Market Lab Report – Premarket Pulse 2/17/16

Major averages rose on mixed volume. The higher volume on the NASDAQ Composite was easy to achieve as Friday’s volume was lower than normal given the 3-day weekend. The bounce in leading names such as AMZN and GOOGL on declining volume has been anemic relative to the bounce in the major averages. A wedging pattern is forming for both names, though should the bounce continue a bit longer, such names would likely catch up to the rising market as institutions tend to favor such big cap names as safer places to invest their capital. Nevertheless, the bounce remains suspect thus keeping a close eye on any potential short-sale candidates is prudent. Futures are up almost 1% at the time of this writing as the Federal Reserve’s minutes from their last meeting are due for release at 2 PM EST. The hope is that the minutes will show more evidence of a pause in rate hikes. Meanwhile, other central banks continue to ease as signs of any meaningful economy recovery remain elusive.

Market Lab Report – Premarket Pulse 2/16/16

Major averages rallied on lower volume as oil rocketed more than 10% on Friday in anticipation of OPEC countries announcing cooperation on a production cut. Saudi Arabia, Russia, Qatar and Venezuela today said they wouldn’t increase crude-oil output above January’s levels as long as other major oil producers followed suit, in the first coordinated move to boost oil prices in years. The Market Direction Model (MDM) had switched from its sell signal to a cash signal on Thursday as it detected a potential bounce in the majors,thus locked in profits. That said, any bounce may be shorter-lived than expected as the put-to-call ratio has recently spiked a number of times along with bearish advisers persistently outnumbering bullish ones, yet the overall downtrend has been relentless underscoring the inherent weakness in the averages.
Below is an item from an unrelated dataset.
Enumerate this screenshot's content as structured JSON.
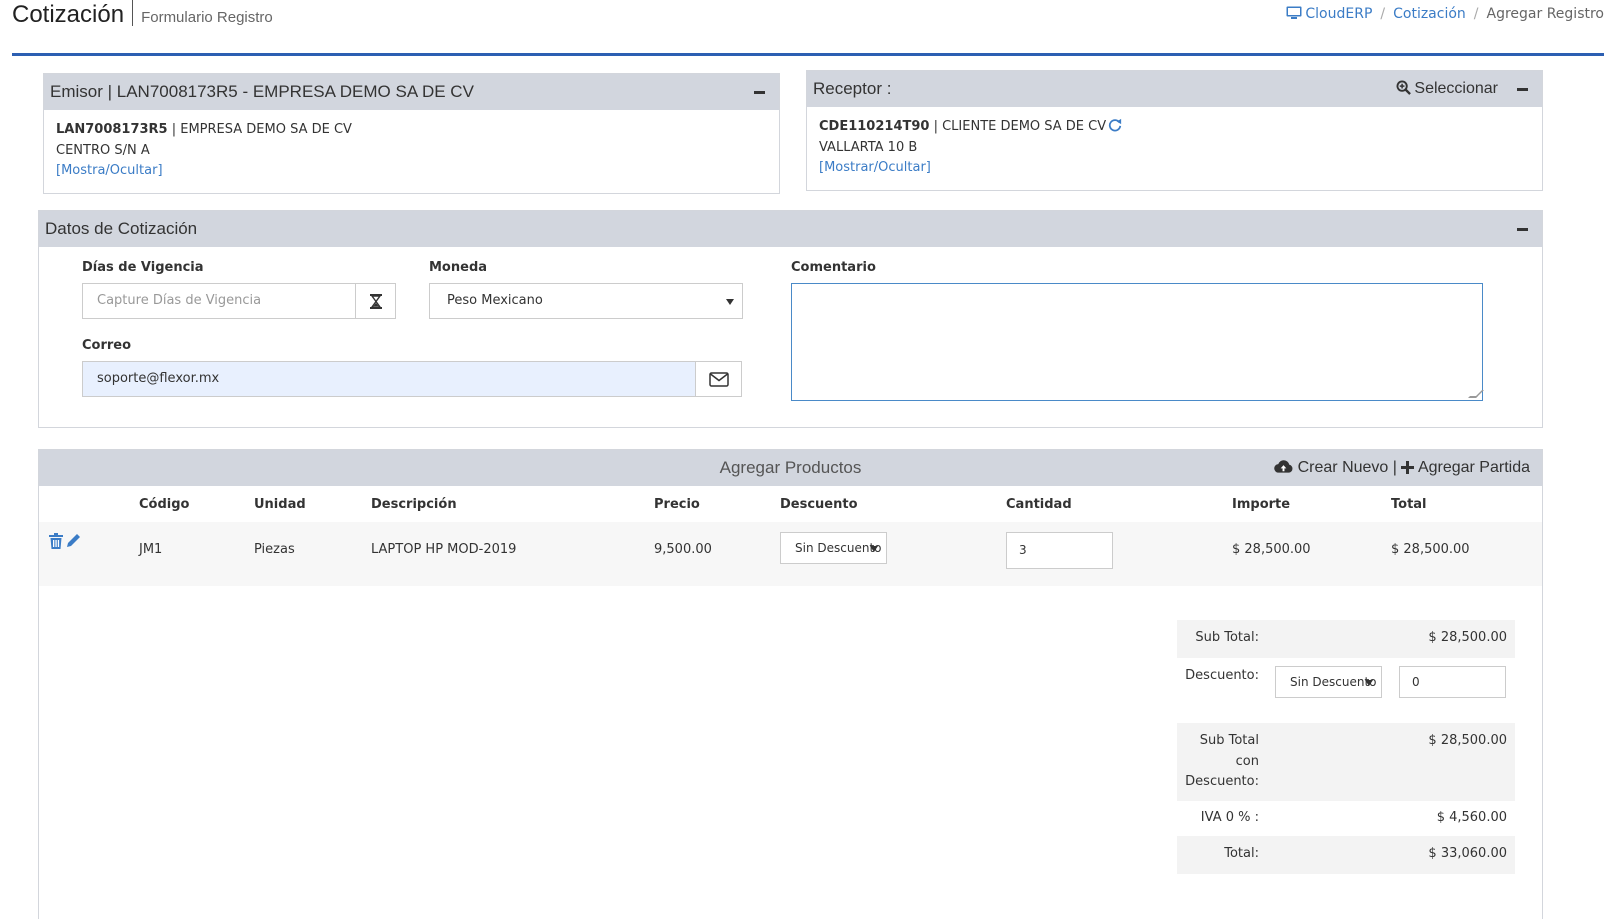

Further, the market’s recent bounce off of its mid-January lows was the weakest in years. On Monday, Japan’s Nikkei jumped more than 7% as its GDP shrank for the second time in three quarters, spurring the belief that its central bank will ease even further. China’s economic import/export woes further contributed to this belief, and the European Central Bank has suggested further easing is on the way in March. U.S. futures are up almost 1.5% at the time of this writing. The current bounce should offer a good opportunity for shorting the right stock or stocks. We will keep members apprised. Creeping, crippling tipping points are emerging such as the banking crisis which has been brewing over in Europe as more banks acknowledge they are carrying bad debt on their books. The negative interest rate environment, instead of spurring what could be called “spurious” lending, is causing banks to charge higher interest rates for loans, thus interest rates are on the rise for businesses, quite the opposite of what central banks were expecting. This begs the question whether the U.S. Federal Reserve will adopt negative rates if they think it will only cause interest rates to indirectly rise for businesses in general. Major European banks such as Deutsche Bank are now trading below their 2008 lows.